Entre euro-obligations et crédits syndiqués, quel cocktail financier ?
Le document de préparation budgétaire reste laconique sur la forme que prendra la levée. Des sources proches du Trésor évoquent la possibilité d’un panachage entre une émission d’eurobonds et un crédit syndiqué, piste déjà explorée en 2021 avec succès. L’option multilatérale, via la Banque mondiale ou la Banque africaine de développement, n’est pas écartée, même si l’exécutif semble privilégier un financement mixte permettant de glisser un signal de confiance des investisseurs privés.
En coulisses, les banquiers conseils mettent en avant l’opportunité de verrouiller, avant la fin du cycle de resserrement monétaire des banques centrales occidentales, des conditions de taux moins pénalisantes qu’en 2023. Le spread de crédit souverain camerounais demeure inférieur à celui de plusieurs pairs de la Communauté économique et monétaire de l’Afrique centrale, un atout dont le gouvernement entend se prévaloir.

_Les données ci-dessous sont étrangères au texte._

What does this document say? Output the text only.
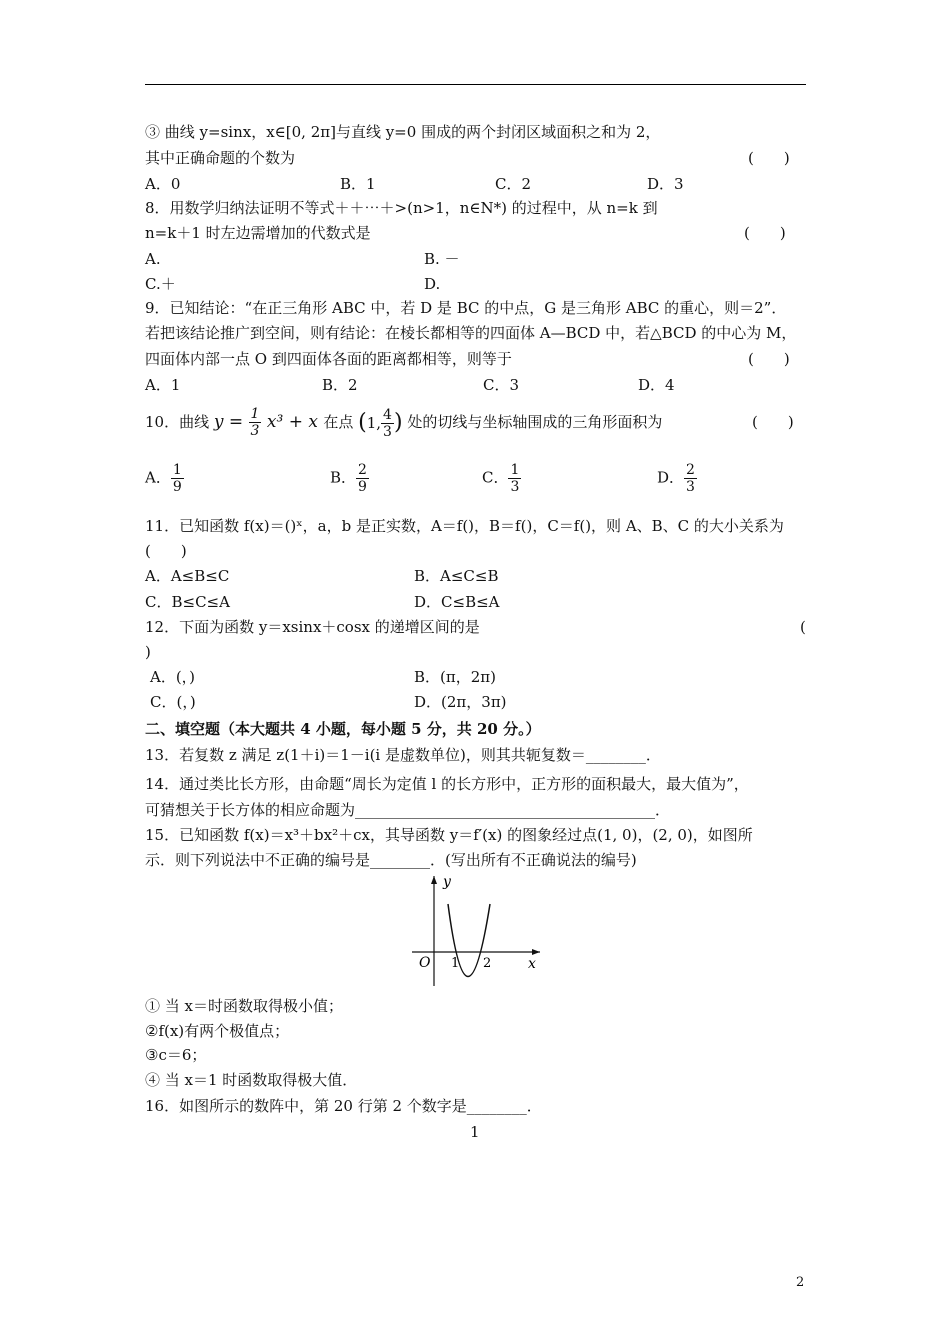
③ 曲线 y=sinx，x∈[0, 2π]与直线 y=0 围成的两个封闭区域面积之和为 2，
其中正确命题的个数为	(　　)
A．0	B．1	C．2	D．3
8．用数学归纳法证明不等式＋＋⋯＋>(n>1，n∈N*) 的过程中，从 n=k 到
n=k＋1 时左边需增加的代数式是	(　　)
A.	B. －
C.＋	D.
9．已知结论：“在正三角形 ABC 中，若 D 是 BC 的中点，G 是三角形 ABC 的重心，则＝2”．
若把该结论推广到空间，则有结论：在棱长都相等的四面体 A—BCD 中，若△BCD 的中心为 M，
四面体内部一点 O 到四面体各面的距离都相等，则等于	(　　)
A．1	B．2	C．3	D．4
10．曲线 $y = \frac{1}{3} x^3 + x$ 在点 (1, $\frac{4}{3}$ ) 处的切线与坐标轴围成的三角形面积为	(　　)
A． $\frac{1}{9}$	B． $\frac{2}{9}$	C． $\frac{1}{3}$	D． $\frac{2}{3}$
11．已知函数 f(x)＝()ˣ，a，b 是正实数，A＝f()，B＝f()，C＝f()，则 A、B、C 的大小关系为
(　　)
A．A≤B≤C	B．A≤C≤B
C．B≤C≤A	D．C≤B≤A
12．下面为函数 y＝xsinx＋cosx 的递增区间的是	(
)
A．(，)	B．(π，2π)
C．(，)	D．(2π，3π)
二、填空题（本大题共 4 小题，每小题 5 分，共 20 分。）
13．若复数 z 满足 z(1＋i)＝1－i(i 是虚数单位)，则其共轭复数＝________．
14．通过类比长方形，由命题“周长为定值 l 的长方形中，正方形的面积最大，最大值为”，
可猜想关于长方体的相应命题为________________________________________．
15．已知函数 f(x)＝x³＋bx²＋cx，其导函数 y＝f′(x) 的图象经过点(1, 0)，(2, 0)，如图所
示．则下列说法中不正确的编号是________．(写出所有不正确说法的编号)
y
x
O 1 2
① 当 x＝时函数取得极小值；
②f(x)有两个极值点；
③c＝6；
④ 当 x＝1 时函数取得极大值．
16．如图所示的数阵中，第 20 行第 2 个数字是________．
1
2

Pressions conjoncturelles et garde-fous macroéconomiques
La conjoncture mondiale reste pourtant jalonnée d’incertitudes : ralentissement chinois, tensions géopolitiques en mer Rouge, renchérissement de l’assurance fret et volatilité des prix du pétrole, principale exportation nationale. Le Fonds monétaire international projette pour le Cameroun une croissance d’environ 4,5 % en 2026, à condition que les réformes fiscales se poursuivent et que la maîtrise de l’inflation se confirme. Le ratio dette publique/PIB, proche de 48 % fin 2023, reste inférieur au plafond communautaire de 70 %, mais l’institution de Bretton Woods insiste sur la nécessité de « préserver l’espace d’endettement ».

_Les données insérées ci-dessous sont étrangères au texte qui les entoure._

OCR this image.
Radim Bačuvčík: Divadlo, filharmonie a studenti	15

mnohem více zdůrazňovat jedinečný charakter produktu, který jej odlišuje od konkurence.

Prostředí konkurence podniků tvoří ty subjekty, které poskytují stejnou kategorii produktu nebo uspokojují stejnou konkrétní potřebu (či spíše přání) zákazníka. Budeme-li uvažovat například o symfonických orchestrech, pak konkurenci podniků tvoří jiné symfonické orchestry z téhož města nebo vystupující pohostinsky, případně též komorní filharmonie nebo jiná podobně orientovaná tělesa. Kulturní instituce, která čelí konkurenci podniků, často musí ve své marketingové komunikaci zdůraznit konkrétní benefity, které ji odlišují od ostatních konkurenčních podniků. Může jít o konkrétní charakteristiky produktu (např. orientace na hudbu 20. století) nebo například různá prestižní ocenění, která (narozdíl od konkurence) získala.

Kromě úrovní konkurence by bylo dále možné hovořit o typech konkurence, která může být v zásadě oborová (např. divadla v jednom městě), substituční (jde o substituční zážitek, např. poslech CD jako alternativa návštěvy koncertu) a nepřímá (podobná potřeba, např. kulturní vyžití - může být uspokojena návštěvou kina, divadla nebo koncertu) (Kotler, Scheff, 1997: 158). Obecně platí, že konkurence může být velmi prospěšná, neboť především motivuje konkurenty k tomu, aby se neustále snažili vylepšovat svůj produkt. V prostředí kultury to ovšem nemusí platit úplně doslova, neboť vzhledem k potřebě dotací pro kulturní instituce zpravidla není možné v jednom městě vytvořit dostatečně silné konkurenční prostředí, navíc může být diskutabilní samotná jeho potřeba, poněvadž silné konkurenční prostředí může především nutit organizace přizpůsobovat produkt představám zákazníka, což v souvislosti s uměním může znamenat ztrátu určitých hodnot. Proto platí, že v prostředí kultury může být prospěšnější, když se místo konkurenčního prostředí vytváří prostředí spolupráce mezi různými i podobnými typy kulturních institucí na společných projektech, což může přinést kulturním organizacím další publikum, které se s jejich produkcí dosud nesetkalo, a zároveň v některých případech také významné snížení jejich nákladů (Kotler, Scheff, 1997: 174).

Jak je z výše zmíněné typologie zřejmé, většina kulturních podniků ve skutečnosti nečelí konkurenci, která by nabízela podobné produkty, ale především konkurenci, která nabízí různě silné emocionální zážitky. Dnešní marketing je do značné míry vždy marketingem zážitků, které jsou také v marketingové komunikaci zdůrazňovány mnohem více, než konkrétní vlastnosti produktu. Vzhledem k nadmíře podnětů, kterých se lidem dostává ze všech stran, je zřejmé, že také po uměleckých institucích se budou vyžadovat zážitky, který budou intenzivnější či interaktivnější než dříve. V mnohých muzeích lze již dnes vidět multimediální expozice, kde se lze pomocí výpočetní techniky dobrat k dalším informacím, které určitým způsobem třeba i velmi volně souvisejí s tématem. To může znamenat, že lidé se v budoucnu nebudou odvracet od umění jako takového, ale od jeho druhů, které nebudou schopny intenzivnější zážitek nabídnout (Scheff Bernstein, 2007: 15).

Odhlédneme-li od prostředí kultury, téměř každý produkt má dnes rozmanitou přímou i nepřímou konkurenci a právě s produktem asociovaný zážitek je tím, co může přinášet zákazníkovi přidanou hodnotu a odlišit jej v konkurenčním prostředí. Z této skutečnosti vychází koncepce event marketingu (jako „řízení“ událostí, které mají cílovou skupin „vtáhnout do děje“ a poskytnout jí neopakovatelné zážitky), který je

Yaoundé assure pour sa part que la stratégie de mobilisation externe s’accompagnera d’un renforcement de la politique d’ancrage budgétaire : plafonnement des dépenses récurrentes, rationalisation des exonérations douanières et accroissement de la part des projets générateurs de devises. Une cellule de suivi de la dette, animée conjointement par le Trésor et la Banque des États de l’Afrique centrale, devrait publier un rapport semestriel afin de prévenir tout emballement.

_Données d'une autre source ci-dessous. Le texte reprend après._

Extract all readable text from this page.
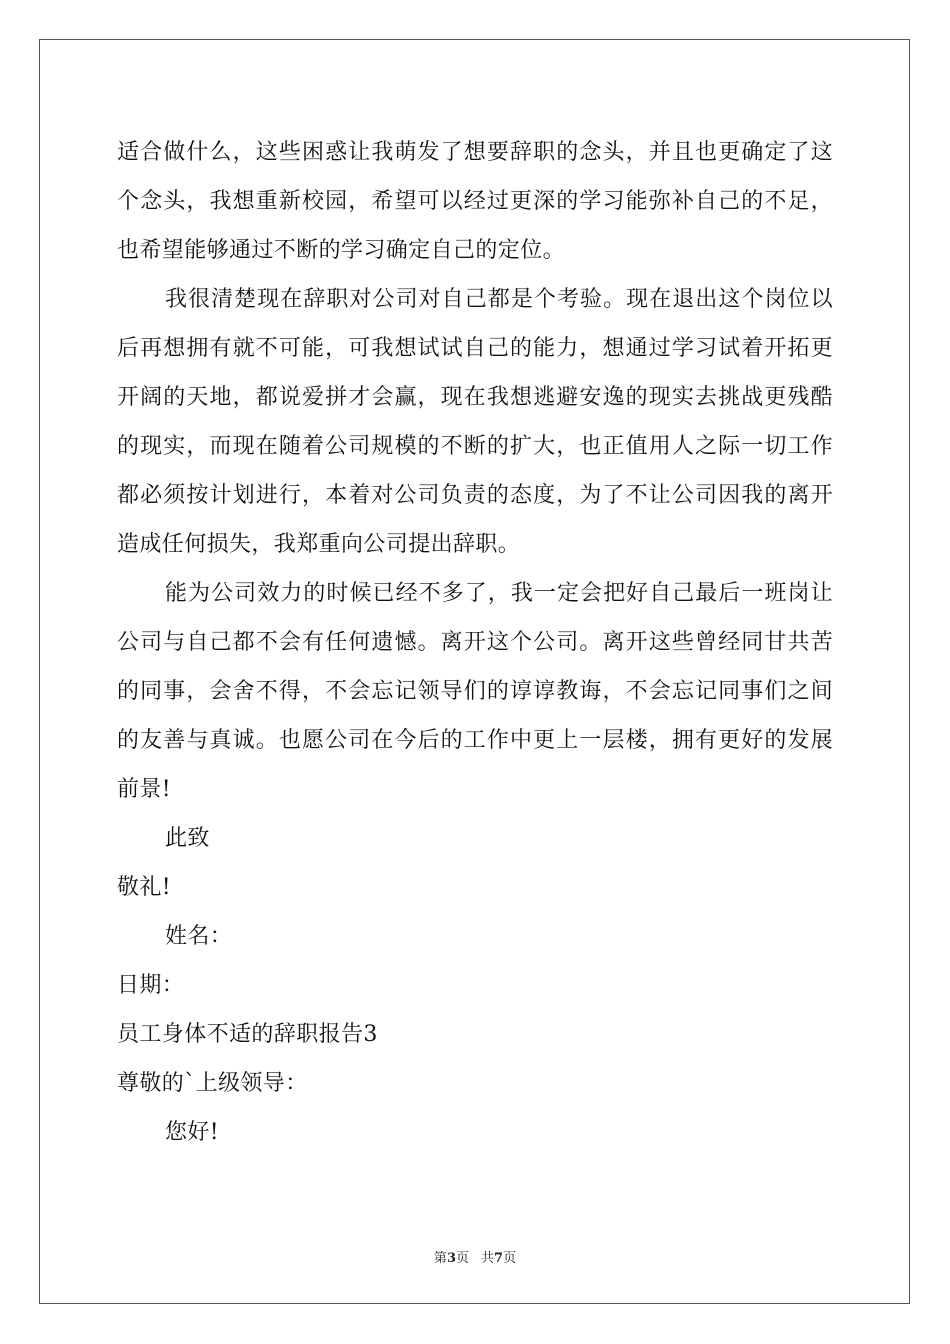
适合做什么，这些困惑让我萌发了想要辞职的念头，并且也更确定了这个念头，我想重新校园，希望可以经过更深的学习能弥补自己的不足，也希望能够通过不断的学习确定自己的定位。

我很清楚现在辞职对公司对自己都是个考验。现在退出这个岗位以后再想拥有就不可能，可我想试试自己的能力，想通过学习试着开拓更开阔的天地，都说爱拼才会赢，现在我想逃避安逸的现实去挑战更残酷的现实，而现在随着公司规模的不断的扩大，也正值用人之际一切工作都必须按计划进行，本着对公司负责的态度，为了不让公司因我的离开造成任何损失，我郑重向公司提出辞职。

能为公司效力的时候已经不多了，我一定会把好自己最后一班岗让公司与自己都不会有任何遗憾。离开这个公司。离开这些曾经同甘共苦的同事，会舍不得，不会忘记领导们的谆谆教诲，不会忘记同事们之间的友善与真诚。也愿公司在今后的工作中更上一层楼，拥有更好的发展前景!

此致

敬礼!

姓名：

日期：

员工身体不适的辞职报告3

尊敬的`上级领导：

您好!

第3页 共7页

La crédibilité externe à l’épreuve de la discipline interne
Les bailleurs de fonds scrutent notamment la capacité d’absorption des investissements publics. Les retards enregistrés dans l’exécution de certains chantiers d’infrastructures financés par l’eurobond 2015 nourrissent un scepticisme que le gouvernement s’efforce de dissiper. Le ministre des Finances, Louis-Paul Motazé, assure avoir mis en place un tableau de bord unique permettant d’identifier en temps réel les décaissements et leur destination.
Plus largement, Yaoundé sait que la crédibilité de son agenda est tributaire de la poursuite des réformes de gouvernance. La signature, en mars dernier, d’un protocole d’audit généralisé des entreprises publiques vise à assainir un périmètre souvent montré du doigt pour son opacité. Elle constitue, aux yeux d’un analyste du cabinet Fitch, « un signal de maturité budgétaire dans un contexte régional où la transparence n’est pas toujours la norme ».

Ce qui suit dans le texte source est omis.